The term wisdom of the crowd
has been popularized by Surowiecki in his 2004 book of the same name. Crowds, he argues, are better than a single entity at processing information, coordinating (eg optimizing pavement flow) and cooperating (local networks of trust). Four criteria for a crowd to be wise are:
- diversity of opinion
- independence
- decentralization/localization
- aggregation, ie combining private thoughts into collective decisions
Surowiecki's book deals with our society, economics and sociology. The wisdom of the crowd
paradigm can also be applied to various domains of computer science.
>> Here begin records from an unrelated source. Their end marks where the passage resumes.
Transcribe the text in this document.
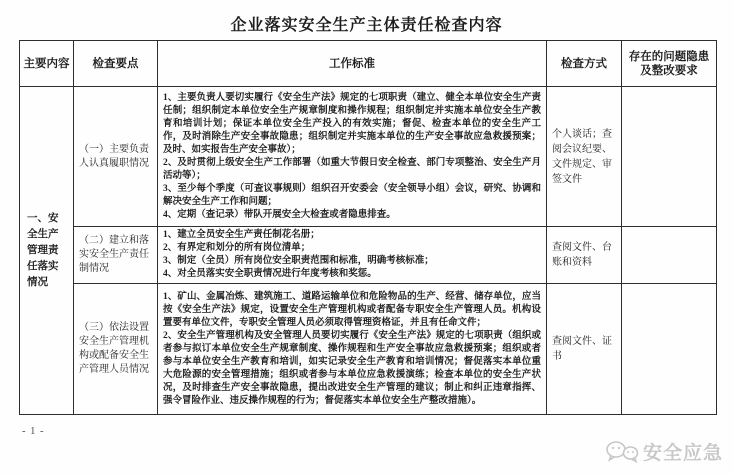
企业落实安全生产主体责任检查内容
主要内容	检查要点	工作标准	检查方式	存在的问题隐患及整改要求
一、安全生产管理责任落实情况	（一）主要负责人认真履职情况	1、主要负责人要切实履行《安全生产法》规定的七项职责（建立、健全本单位安全生产责任制；组织制定本单位安全生产规章制度和操作规程；组织制定并实施本单位安全生产教育和培训计划；保证本单位安全生产投入的有效实施；督促、检查本单位的安全生产工作，及时消除生产安全事故隐患；组织制定并实施本单位的生产安全事故应急救援预案；及时、如实报告生产安全事故）；

2、及时贯彻上级安全生产工作部署（如重大节假日安全检查、部门专项整治、安全生产月活动等）；

3、至少每个季度（可查议事规则）组织召开安委会（安全领导小组）会议，研究、协调和解决安全生产工作和问题；

4、定期（查记录）带队开展安全大检查或者隐患排查。	个人谈话；查阅会议纪要、文件规定、审签文件	
	（二）建立和落实安全生产责任制情况	1、建立全员安全生产责任制花名册；

2、有界定和划分的所有岗位清单；

3、制定（全员）所有岗位安全职责范围和标准，明确考核标准；

4、对全员落实安全职责情况进行年度考核和奖惩。	查阅文件、台账和资料	
	（三）依法设置安全生产管理机构或配备安全生产管理人员情况	1、矿山、金属冶炼、建筑施工、道路运输单位和危险物品的生产、经营、储存单位，应当按《安全生产法》规定，设置安全生产管理机构或者配备专职安全生产管理人员。机构设置要有单位文件，专职安全管理人员必须取得管理资格证，并且有任命文件；

2、安全生产管理机构及安全管理人员要切实履行《安全生产法》规定的七项职责（组织或者参与拟订本单位安全生产规章制度、操作规程和生产安全事故应急救援预案；组织或者参与本单位安全生产教育和培训，如实记录安全生产教育和培训情况；督促落实本单位重大危险源的安全管理措施；组织或者参与本单位应急救援演练；检查本单位的安全生产状况，及时排查生产安全事故隐患，提出改进安全生产管理的建议；制止和纠正违章指挥、强令冒险作业、违反操作规程的行为；督促落实本单位安全生产整改措施）。	查阅文件、证书	
- 1 -
安全应急
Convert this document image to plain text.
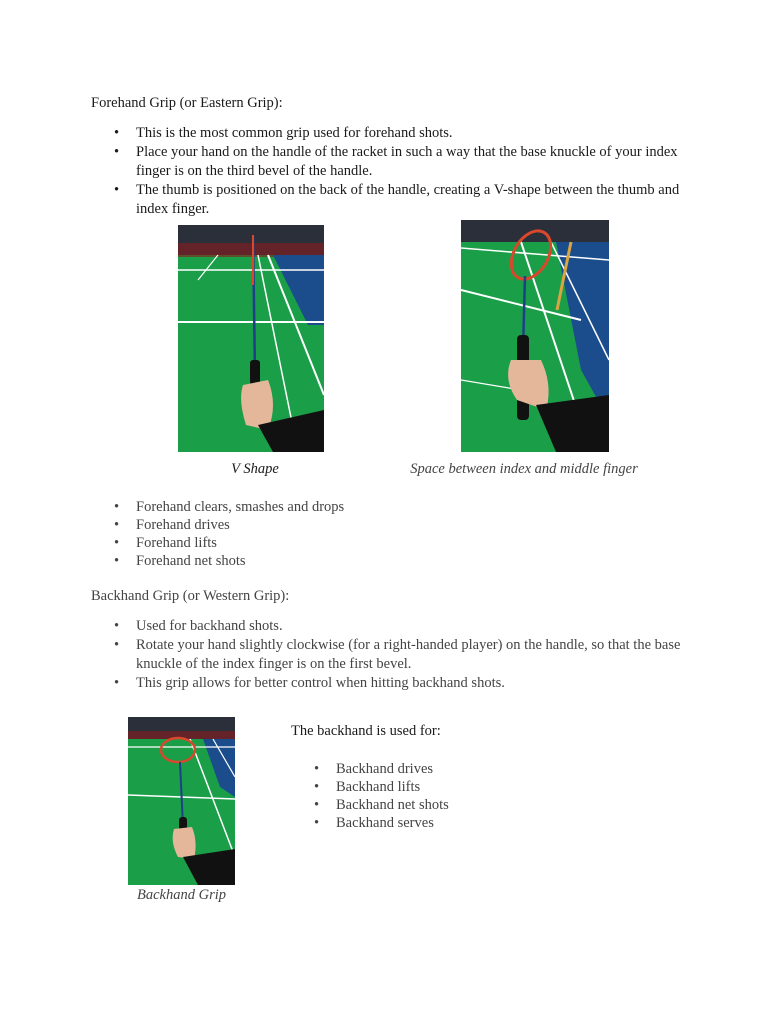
Forehand Grip (or Eastern Grip):

• This is the most common grip used for forehand shots.
• Place your hand on the handle of the racket in such a way that the base knuckle of your index finger is on the third bevel of the handle.
• The thumb is positioned on the back of the handle, creating a V-shape between the thumb and index finger.

V Shape	Space between index and middle finger

• Forehand clears, smashes and drops
• Forehand drives
• Forehand lifts
• Forehand net shots

Backhand Grip (or Western Grip):

• Used for backhand shots.
• Rotate your hand slightly clockwise (for a right-handed player) on the handle, so that the base knuckle of the index finger is on the first bevel.
• This grip allows for better control when hitting backhand shots.

Backhand Grip

The backhand is used for:

• Backhand drives
• Backhand lifts
• Backhand net shots
• Backhand serves
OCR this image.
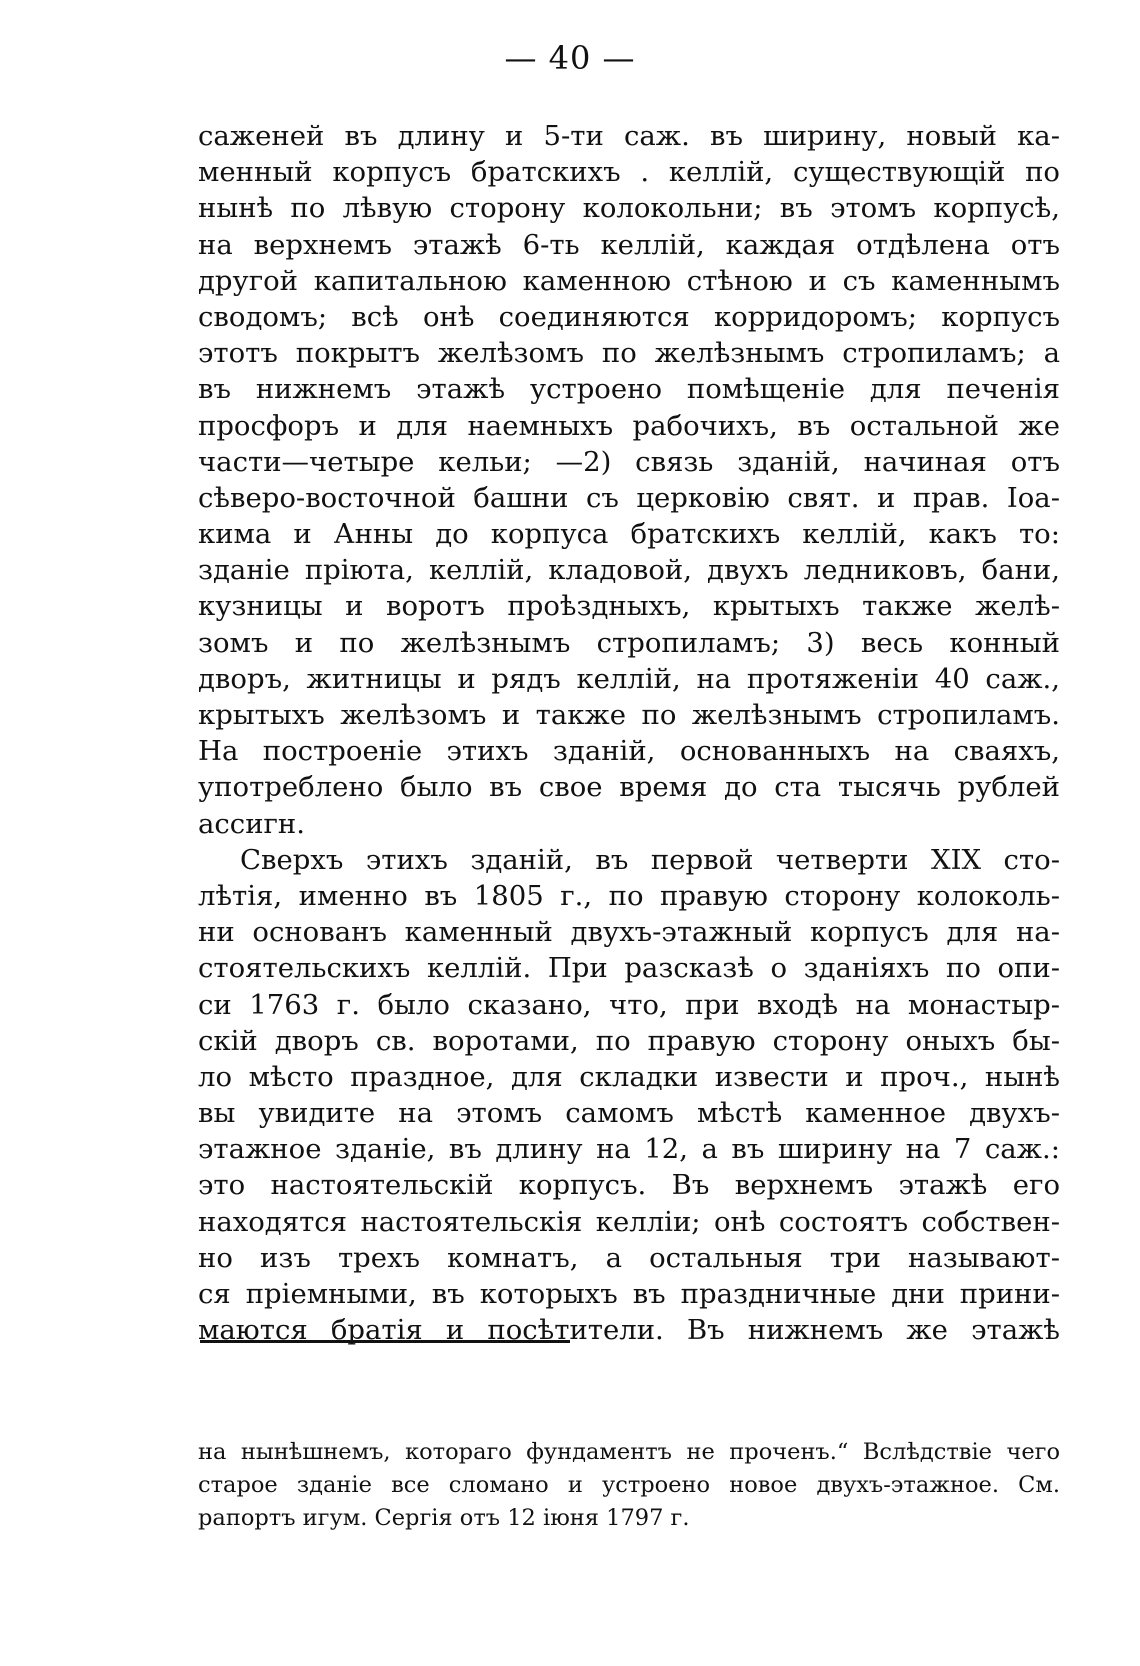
— 40 —
саженей въ длину и 5-ти саж. въ ширину, новый ка-
менный корпусъ братскихъ . келлій, существующій по
нынѣ по лѣвую сторону колокольни; въ этомъ корпусѣ,
на верхнемъ этажѣ 6-ть келлій, каждая отдѣлена отъ
другой капитальною каменною стѣною и съ каменнымъ
сводомъ; всѣ онѣ соединяются корридоромъ; корпусъ
этотъ покрытъ желѣзомъ по желѣзнымъ стропиламъ; а
въ нижнемъ этажѣ устроено помѣщеніе для печенія
просфоръ и для наемныхъ рабочихъ, въ остальной же
части—четыре кельи; —2) связь зданій, начиная отъ
сѣверо-восточной башни съ церковію свят. и прав. Іоа-
кима и Анны до корпуса братскихъ келлій, какъ то:
зданіе пріюта, келлій, кладовой, двухъ ледниковъ, бани,
кузницы и воротъ проѣздныхъ, крытыхъ также желѣ-
зомъ и по желѣзнымъ стропиламъ; 3) весь конный
дворъ, житницы и рядъ келлій, на протяженіи 40 саж.,
крытыхъ желѣзомъ и также по желѣзнымъ стропиламъ.
На построеніе этихъ зданій, основанныхъ на сваяхъ,
употреблено было въ свое время до ста тысячь рублей
ассигн.
Сверхъ этихъ зданій, въ первой четверти XIX сто-
лѣтія, именно въ 1805 г., по правую сторону колоколь-
ни основанъ каменный двухъ-этажный корпусъ для на-
стоятельскихъ келлій. При разсказѣ о зданіяхъ по опи-
си 1763 г. было сказано, что, при входѣ на монастыр-
скій дворъ св. воротами, по правую сторону оныхъ бы-
ло мѣсто праздное, для складки извести и проч., нынѣ
вы увидите на этомъ самомъ мѣстѣ каменное двухъ-
этажное зданіе, въ длину на 12, а въ ширину на 7 саж.:
это настоятельскій корпусъ. Въ верхнемъ этажѣ его
находятся настоятельскія келліи; онѣ состоятъ собствен-
но изъ трехъ комнатъ, а остальныя три называют-
ся пріемными, въ которыхъ въ праздничные дни прини-
маются братія и посѣтители. Въ нижнемъ же этажѣ
на нынѣшнемъ, котораго фундаментъ не проченъ.“ Вслѣдствіе чего
старое зданіе все сломано и устроено новое двухъ-этажное. См.
рапортъ игум. Сергія отъ 12 іюня 1797 г.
Domain | Example | What it's not about |
---|---|---|
Machine Learning | State-of-the-art classifiers are boosted random forests. Build many decision trees taking random features and a random part of the whole data set (bootstrapping). In the end, aggregate all of them (bagging). | It's not about having a complex and smart model, it's about having millions of "slightly better than random" trees combined together, reducing the variance of the model. |
Information Retrieval | Google uses MapReduce for data processing. Separate your algorithm in small elementary treatments so that it can scale. The more hardware, the faster. | It's not about having a smart and complex algorithm that needs to have 64G of RAM, it's about having many second-hand machines doing an elementary job in a pipelined process, reducing the reliability on a particular machine. |
In the case of MMOG, the dominant paradigm is a tightly-coupled client-server architecture. And although server hardware scales, it's still rudimentary: the cutting in shards is often done manually and there's rarely a dynamic allocation of ressources to a particular world region (although that would be helpful in WoW in case of gnome warrior demonstrations). The coupling between client and server has a lot of limits. There are ways to prevent cheating in peer-to-peer MMOG architectures, so why is peer-to-peer still considered a joke?